Interestingly, how Java deals with that?
They don't, basically on the Java leaderboard everyone is suffering some performance penalty.
But for the latest numbers above I just ./main measurements_10k.txt ~10 times and get the minimum result. Same with other people's code. Definitely not scientific, but it's more fun, also it gives everybody better numbers. As you can see in the image below, the results are more than stable enough.

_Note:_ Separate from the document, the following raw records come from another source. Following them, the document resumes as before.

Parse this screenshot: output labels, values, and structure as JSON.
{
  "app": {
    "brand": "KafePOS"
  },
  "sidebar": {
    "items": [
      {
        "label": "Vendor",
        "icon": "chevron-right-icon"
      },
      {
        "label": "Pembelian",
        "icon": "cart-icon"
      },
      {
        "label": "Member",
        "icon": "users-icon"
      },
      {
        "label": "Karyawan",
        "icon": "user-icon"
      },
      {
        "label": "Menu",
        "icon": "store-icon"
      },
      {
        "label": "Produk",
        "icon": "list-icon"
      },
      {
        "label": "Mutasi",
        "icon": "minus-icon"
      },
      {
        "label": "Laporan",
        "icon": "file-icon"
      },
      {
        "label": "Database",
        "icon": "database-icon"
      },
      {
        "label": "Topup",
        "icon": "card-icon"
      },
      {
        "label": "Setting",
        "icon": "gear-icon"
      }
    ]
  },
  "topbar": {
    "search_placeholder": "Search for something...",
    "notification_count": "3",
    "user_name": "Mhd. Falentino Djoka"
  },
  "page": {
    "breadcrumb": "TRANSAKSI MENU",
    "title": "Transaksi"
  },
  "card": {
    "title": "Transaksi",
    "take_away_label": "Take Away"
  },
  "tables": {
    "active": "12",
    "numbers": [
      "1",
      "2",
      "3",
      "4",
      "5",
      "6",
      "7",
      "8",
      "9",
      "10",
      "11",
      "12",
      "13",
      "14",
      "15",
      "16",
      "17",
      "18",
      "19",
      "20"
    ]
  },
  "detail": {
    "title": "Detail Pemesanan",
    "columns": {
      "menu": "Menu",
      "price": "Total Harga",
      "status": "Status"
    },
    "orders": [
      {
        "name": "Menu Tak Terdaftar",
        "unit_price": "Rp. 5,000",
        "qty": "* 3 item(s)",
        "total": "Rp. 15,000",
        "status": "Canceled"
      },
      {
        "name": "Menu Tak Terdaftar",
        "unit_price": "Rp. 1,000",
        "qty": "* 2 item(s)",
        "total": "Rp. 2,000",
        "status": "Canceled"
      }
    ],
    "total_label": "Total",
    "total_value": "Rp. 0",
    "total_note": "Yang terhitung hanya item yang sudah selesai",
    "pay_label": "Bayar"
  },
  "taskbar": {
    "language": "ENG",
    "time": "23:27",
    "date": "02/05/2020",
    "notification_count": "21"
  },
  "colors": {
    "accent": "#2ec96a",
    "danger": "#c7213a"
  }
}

@lehuyduc BTW, I also do check hyperfine output with my eyes, when it's not very stable (e.g. switch from default to 10K and page cache is not good yet) I just re-run until sigma is low and stable. But since I report min/max/sigma in the full results I believe the average on a quiet machine is a better metric. Because it's not only CPU bound but RAM bandwidth bound especially on many cores. Some fluctuations are expected even with frozen CPU frequency. Also JIT runs are visibly less stable than AOT and sigma is an interesting metric itself.
Hello @lehuyduc
Could you please check how I run you code from bash scripts here: https://github.com/buybackoff/1brc-bench/blob/main/run.sh#L76
We discussed how to run with 12 12
vs 12 6
, but I thing the relevant config was 12 12
vs 6 6
, so on HT use every core. Then I see the difference.
For you code I always the number of threads as both parameters. It makes it much faster on my default machine: 2.6 sec with 12 12
as was published vs 2.95 with 6 6
.
I've created a repo with a bunch of scripts and now going to run it on big bare metal: https://github.com/buybackoff/1brc-bench/
@buybackoff oh, I'm not back from my vacation yet so I can't make those changes at the moment. You can use whichever best number you get, thanks! It's the last day anyway :D
Hi @buybackoff - thanks for the great article and running this unofficial leaderboard. Would you mind including my entry in your run? https://github.com/noahfalk/1brc/
Its quite speedy from my own benchmarking and I hope the results will be reproducible for you. I put some more info in the README on my repo but if you have any questions about it feel free to reach out. Thanks!